It took six months for the Oklahoma City Thunder and Cleveland Cavaliers to put together the dominant regular seasons that helped them gain home-court advantage throughout their respective conference playoffs.
And it took 48 minutes for each of them to lose it.
The 68-win Thunder were stunned Monday night when the Denver Nuggets rallied late for a 121-119 win in Game 1 of their conference semifinal series. Same goes for the 64-win Cavaliers against the Indiana Pacers on Sunday. Let’s throw in 61-win Boston, the only other dominant regular-season team in either conference, which lost Game 1 to the visiting New York Knicks on Monday night.
Those should all serve as a warning to the higher-seeded and favored Wolves as they begin their series Tuesday night at Target Center against Golden State, which I talked about on the Daily Delivery podcast.
The three lower seeds who toppled more dominant foes in Game 1 were deemed to have “stolen” the home-court edge in each series, which is an apt description for something that hardly seems fair.
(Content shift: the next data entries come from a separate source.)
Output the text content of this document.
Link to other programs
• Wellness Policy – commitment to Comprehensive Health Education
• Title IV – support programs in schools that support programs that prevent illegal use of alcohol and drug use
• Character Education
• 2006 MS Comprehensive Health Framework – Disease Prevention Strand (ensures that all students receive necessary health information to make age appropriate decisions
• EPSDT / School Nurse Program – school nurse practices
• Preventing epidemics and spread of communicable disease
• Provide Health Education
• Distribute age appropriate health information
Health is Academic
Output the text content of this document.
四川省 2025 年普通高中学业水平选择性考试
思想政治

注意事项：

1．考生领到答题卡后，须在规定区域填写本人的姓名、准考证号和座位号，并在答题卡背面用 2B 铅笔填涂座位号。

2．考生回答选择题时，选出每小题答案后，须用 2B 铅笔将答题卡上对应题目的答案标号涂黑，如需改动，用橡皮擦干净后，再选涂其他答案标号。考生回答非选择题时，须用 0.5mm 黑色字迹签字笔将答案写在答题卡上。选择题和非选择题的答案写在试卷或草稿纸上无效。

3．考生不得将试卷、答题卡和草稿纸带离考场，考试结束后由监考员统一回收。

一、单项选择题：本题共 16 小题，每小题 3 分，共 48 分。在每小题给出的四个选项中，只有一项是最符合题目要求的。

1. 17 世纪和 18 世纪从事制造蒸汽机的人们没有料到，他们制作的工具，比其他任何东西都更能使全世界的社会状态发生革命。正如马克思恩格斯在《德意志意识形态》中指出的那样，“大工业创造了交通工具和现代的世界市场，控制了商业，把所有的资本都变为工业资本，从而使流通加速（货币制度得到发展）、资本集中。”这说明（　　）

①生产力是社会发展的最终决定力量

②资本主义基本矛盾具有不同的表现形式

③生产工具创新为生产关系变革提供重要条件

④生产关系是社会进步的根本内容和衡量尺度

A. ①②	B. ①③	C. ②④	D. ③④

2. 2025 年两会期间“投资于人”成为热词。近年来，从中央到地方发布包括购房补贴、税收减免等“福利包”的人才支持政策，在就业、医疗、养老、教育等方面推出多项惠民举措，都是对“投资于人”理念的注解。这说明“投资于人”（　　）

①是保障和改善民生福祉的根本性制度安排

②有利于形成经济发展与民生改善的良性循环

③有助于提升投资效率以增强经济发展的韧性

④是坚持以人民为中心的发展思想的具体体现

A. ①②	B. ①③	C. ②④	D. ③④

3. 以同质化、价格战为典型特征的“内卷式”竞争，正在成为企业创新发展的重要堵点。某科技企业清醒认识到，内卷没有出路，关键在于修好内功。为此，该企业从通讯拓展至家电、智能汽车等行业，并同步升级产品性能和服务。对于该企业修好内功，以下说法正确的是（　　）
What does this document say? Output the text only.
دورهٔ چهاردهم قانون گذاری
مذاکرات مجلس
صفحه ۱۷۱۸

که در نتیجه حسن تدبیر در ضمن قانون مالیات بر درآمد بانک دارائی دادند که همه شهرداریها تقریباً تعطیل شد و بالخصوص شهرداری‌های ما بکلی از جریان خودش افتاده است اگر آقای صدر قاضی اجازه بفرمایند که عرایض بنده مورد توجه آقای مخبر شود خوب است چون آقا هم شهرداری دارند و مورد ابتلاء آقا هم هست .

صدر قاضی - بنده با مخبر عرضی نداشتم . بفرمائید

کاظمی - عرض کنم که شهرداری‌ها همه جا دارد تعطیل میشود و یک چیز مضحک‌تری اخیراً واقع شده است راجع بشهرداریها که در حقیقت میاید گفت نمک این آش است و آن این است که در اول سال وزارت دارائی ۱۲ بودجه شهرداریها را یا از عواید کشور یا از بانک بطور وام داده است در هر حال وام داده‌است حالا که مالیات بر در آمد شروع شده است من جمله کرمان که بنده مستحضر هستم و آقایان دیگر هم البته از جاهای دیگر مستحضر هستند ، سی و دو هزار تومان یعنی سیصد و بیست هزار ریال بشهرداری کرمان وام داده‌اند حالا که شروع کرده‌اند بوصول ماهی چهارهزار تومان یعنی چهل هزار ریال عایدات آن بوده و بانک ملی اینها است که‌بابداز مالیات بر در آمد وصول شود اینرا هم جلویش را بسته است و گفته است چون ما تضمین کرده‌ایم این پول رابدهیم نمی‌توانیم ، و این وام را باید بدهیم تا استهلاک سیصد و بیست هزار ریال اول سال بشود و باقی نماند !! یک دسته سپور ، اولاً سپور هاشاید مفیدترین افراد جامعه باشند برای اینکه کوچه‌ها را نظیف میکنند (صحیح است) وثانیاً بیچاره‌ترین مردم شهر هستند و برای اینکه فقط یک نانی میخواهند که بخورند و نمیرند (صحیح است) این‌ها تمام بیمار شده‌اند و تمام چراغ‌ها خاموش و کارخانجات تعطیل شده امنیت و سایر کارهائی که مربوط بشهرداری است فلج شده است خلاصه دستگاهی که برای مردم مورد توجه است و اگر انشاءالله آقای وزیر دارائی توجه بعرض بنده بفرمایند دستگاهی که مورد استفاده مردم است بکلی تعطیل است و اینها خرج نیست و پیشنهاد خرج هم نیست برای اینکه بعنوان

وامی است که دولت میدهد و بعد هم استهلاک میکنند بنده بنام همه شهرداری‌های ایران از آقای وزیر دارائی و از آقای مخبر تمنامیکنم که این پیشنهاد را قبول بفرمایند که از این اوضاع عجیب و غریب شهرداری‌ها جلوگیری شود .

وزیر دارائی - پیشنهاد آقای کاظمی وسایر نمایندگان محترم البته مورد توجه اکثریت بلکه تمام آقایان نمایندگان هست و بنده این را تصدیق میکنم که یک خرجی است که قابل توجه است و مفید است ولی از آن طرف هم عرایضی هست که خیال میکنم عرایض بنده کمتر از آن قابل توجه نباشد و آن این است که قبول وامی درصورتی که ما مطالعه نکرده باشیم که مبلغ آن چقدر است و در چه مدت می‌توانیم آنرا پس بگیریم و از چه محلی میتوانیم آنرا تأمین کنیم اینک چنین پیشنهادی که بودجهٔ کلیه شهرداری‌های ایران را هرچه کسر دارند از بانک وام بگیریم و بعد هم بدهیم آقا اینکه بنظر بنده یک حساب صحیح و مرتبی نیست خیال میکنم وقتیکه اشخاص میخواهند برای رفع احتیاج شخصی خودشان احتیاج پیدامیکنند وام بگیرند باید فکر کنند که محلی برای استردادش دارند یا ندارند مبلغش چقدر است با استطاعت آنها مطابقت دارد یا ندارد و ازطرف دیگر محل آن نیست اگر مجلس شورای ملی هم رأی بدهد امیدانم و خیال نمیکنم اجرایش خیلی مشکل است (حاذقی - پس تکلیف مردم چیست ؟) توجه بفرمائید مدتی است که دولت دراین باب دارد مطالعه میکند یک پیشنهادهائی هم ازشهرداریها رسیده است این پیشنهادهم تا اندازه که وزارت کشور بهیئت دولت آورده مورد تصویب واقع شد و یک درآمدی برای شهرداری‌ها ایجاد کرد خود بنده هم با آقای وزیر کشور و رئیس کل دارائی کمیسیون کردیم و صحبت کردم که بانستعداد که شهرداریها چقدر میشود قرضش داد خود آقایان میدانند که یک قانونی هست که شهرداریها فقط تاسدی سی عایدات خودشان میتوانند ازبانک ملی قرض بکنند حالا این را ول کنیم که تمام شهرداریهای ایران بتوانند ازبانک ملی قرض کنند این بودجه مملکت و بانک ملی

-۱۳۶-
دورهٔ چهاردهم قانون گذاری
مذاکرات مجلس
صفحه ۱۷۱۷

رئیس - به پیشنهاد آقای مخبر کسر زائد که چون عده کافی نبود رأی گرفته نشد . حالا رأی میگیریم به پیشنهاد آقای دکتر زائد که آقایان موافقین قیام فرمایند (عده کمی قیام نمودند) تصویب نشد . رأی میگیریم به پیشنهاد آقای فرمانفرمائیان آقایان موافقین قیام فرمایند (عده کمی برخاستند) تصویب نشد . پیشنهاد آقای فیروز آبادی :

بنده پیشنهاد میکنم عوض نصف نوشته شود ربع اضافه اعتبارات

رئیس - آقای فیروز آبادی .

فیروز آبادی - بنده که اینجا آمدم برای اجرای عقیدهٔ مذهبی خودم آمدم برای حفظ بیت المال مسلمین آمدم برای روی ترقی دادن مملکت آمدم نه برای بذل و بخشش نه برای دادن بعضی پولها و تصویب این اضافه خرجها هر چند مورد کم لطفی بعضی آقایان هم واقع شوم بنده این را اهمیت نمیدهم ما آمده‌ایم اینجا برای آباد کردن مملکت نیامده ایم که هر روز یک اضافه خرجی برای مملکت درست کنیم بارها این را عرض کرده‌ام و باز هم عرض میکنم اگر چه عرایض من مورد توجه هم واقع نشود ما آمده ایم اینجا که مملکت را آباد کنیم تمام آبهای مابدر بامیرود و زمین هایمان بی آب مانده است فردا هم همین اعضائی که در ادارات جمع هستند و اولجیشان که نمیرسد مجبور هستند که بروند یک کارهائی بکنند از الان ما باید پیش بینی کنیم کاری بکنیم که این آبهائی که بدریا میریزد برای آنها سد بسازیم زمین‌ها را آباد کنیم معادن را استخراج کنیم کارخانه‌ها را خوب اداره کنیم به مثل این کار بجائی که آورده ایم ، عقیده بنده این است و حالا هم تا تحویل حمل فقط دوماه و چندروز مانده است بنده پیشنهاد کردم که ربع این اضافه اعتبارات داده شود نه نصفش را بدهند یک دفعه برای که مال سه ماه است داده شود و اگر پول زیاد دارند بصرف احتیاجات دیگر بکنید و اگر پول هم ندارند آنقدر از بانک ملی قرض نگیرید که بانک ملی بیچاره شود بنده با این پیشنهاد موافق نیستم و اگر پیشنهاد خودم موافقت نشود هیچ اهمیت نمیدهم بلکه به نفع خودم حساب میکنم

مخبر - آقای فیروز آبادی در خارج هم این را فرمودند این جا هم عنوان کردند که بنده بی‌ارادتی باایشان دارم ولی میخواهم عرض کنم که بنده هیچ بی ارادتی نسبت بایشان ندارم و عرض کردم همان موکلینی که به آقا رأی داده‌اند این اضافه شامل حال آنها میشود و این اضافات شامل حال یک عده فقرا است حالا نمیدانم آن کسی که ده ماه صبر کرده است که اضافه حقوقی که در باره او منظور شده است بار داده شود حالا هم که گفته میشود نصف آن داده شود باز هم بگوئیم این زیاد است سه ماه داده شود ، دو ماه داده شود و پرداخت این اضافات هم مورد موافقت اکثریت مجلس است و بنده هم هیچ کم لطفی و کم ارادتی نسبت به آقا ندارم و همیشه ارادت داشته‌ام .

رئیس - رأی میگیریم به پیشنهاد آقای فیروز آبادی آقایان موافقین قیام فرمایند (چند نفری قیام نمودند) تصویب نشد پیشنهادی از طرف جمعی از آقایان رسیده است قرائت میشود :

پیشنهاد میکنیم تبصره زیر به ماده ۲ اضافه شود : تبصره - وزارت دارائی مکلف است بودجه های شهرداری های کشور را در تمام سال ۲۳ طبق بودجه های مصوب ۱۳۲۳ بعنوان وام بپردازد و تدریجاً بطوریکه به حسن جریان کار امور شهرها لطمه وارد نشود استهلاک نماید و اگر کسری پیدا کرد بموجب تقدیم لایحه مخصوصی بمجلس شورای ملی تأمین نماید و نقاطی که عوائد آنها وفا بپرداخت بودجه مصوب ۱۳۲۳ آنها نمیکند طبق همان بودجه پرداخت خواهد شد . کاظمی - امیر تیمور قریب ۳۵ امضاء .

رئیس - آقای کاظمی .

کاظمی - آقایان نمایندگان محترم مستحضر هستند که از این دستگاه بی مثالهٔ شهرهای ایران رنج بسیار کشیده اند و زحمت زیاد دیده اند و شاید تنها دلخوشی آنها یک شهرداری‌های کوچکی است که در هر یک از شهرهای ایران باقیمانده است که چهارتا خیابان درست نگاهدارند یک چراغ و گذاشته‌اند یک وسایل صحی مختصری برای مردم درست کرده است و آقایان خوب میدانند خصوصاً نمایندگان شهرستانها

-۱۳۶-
As we consider what happened these last couple days in the NBA playoffs and contemplate those results in tandem with a growing concern about teams coasting through an increasingly less meaningful regular season by resting players at strategic moments, a minor but essential tweak to the league’s rules seems obvious:
The higher seed in all three rounds of the conference playoffs should get to play five home games in a seven-game series. They should play Games 1 and 2 at home, Games 3 and 4 on the road, then Games 5-7 (if necessary) at home.